Le conté punto por punto todas mis desventuras desde que salí de mi casa y pedí asilo en el templo budista, recreándome en las penurias que había padecido en el desierto y en el trato que había recibido del abad. Logré que aquel venerable anciano se compadeciera de mí y accediera a examinar mi estado espiritual.

 

-No cabe duda de que has hecho un tremendo esfuerzo y pasado por muchas adversidades antes de llegar hasta aquí   -expresó el entrañable anacoreta-, pero te anuncio, para tu regocijo, que estás a sólo un paso de alcanzar la iluminación, ya que la pregunta que te voy a formular es tan simple que no requerirá el menor de tus esfuerzos mentales para responderla. Hasta un niño de cinco años daría con la solución en menos de un segundo. 

 

-No sabe usted lo feliz que me hace, Maestro. Hinqué la rodilla en el suelo y besé su mano con profundo respeto.  

 

-Responde, Vuelo del Águila: Si te doy dos naranjas y regalas una a un amigo, ¿cuántas te quedan? 

 

-Sin duda sigo teniendo dos, Maestro -me apresuré en responder-, puesto que el hecho de regalar no implica necesariamente una pérdida material, toda vez que…

 

-¡Zopenco! -gritó con todas sus fuerzas mientras me azotaba con su cayado en los hombros y cabeza-. Te hago la pregunta más elemental que pueda concebir inteligencia humana y me decepcionas. ¡Aléjate de mi vista!

 

-Pero, Maestro -repliqué entre llantos-, su pregunta tenía diversas interpretaciones y trampas para las cuales necesitaba tiempo y una preparación más allá de…

-¿Trampas?  -gritó, histérico-. Sólo tenías que restar dos menos uno para que te considerara un iluminado.

 

-¿Una naranja era la respuesta? -dije, todo alucinado-.Debo de estar soñando… 

 

-¡No vengas más por aquí, so necio! ¡Menuda pérdida de tiempo!
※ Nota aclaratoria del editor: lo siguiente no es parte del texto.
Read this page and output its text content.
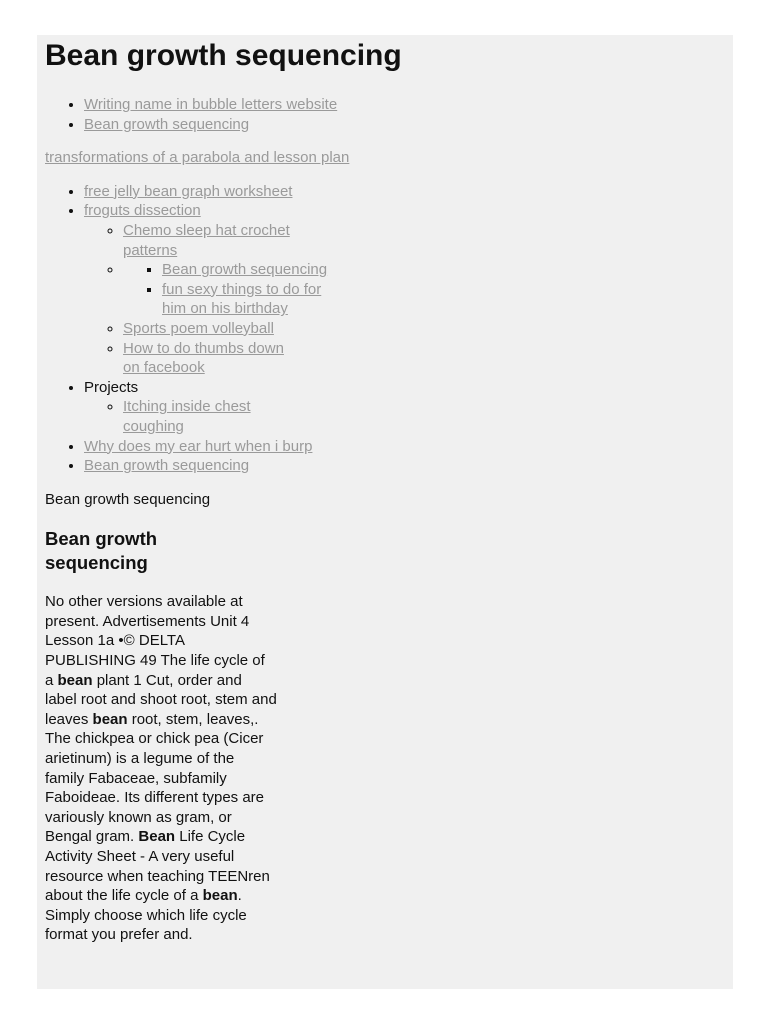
Bean growth sequencing
• Writing name in bubble letters website
• Bean growth sequencing
transformations of a parabola and lesson plan
• free jelly bean graph worksheet
• froguts dissection
◦ Chemo sleep hat crochet patterns
▪ ◦ Bean growth sequencing
▪ fun sexy things to do for him on his birthday
◦ Sports poem volleyball
◦ How to do thumbs down on facebook
• Projects
◦ Itching inside chest coughing
• Why does my ear hurt when i burp
• Bean growth sequencing

Bean growth sequencing

Bean growth sequencing

No other versions available at present. Advertisements Unit 4 Lesson 1a •© DELTA PUBLISHING 49 The life cycle of a bean plant 1 Cut, order and label root and shoot root, stem and leaves bean root, stem, leaves,. The chickpea or chick pea (Cicer arietinum) is a legume of the family Fabaceae, subfamily Faboideae. Its different types are variously known as gram, or Bengal gram. Bean Life Cycle Activity Sheet - A very useful resource when teaching TEENren about the life cycle of a bean. Simply choose which life cycle format you prefer and.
Se metió en la cueva y cerró la portezuela con cerrojo. 

 

Desolado, encaminé mis pasos hacia el pueblo. Antes de llegar, me detuve en el Mercadona para comprar un litro de leche y unas galletas. Me senté en la puerta del supermercado y, mientras las engullía con una voracidad desmedida, observé, atónito, cómo algunos compasivos me arrojaban monedas al pasar junto a mí, tal era el estado andrajoso de mi persona. Cuando llegó la noche había acumulado tal cantidad de dinero que tuve que recontarlo varias veces para darle veracidad. Al día siguiente volví a sentarme en el mismo escalón. Necesitaba averiguar qué quería comunicarme el Universo con tan curiosa señal. Coloqué un pañuelo a mis pies y esperé acontecimientos. Al llegar la noche conté las monedas y, todo pasmado, comprobé que había triplicado la suma del primer día. Desde entonces, acudo a diario. Llevo un año ejerciendo de mendigo y la vida me sonríe más de lo que nunca llegué a imaginar. No pego chapa y gano más que un concejal de Urbanismo. Y, para los que gusten del cotilleo rosa, el carnicero del supermercado me ha pedido que salgamos esta noche a tomar unas copas. Es un tío grandote y algo simplón, pero muy viril. De un tiempo a esta parte me saluda con una cordialidad sospechosa. Creo que el pobre no sabe todavía que es gay. Esta noche me encargaré de iluminarle al respecto. Menuda soy yo para estas cosas.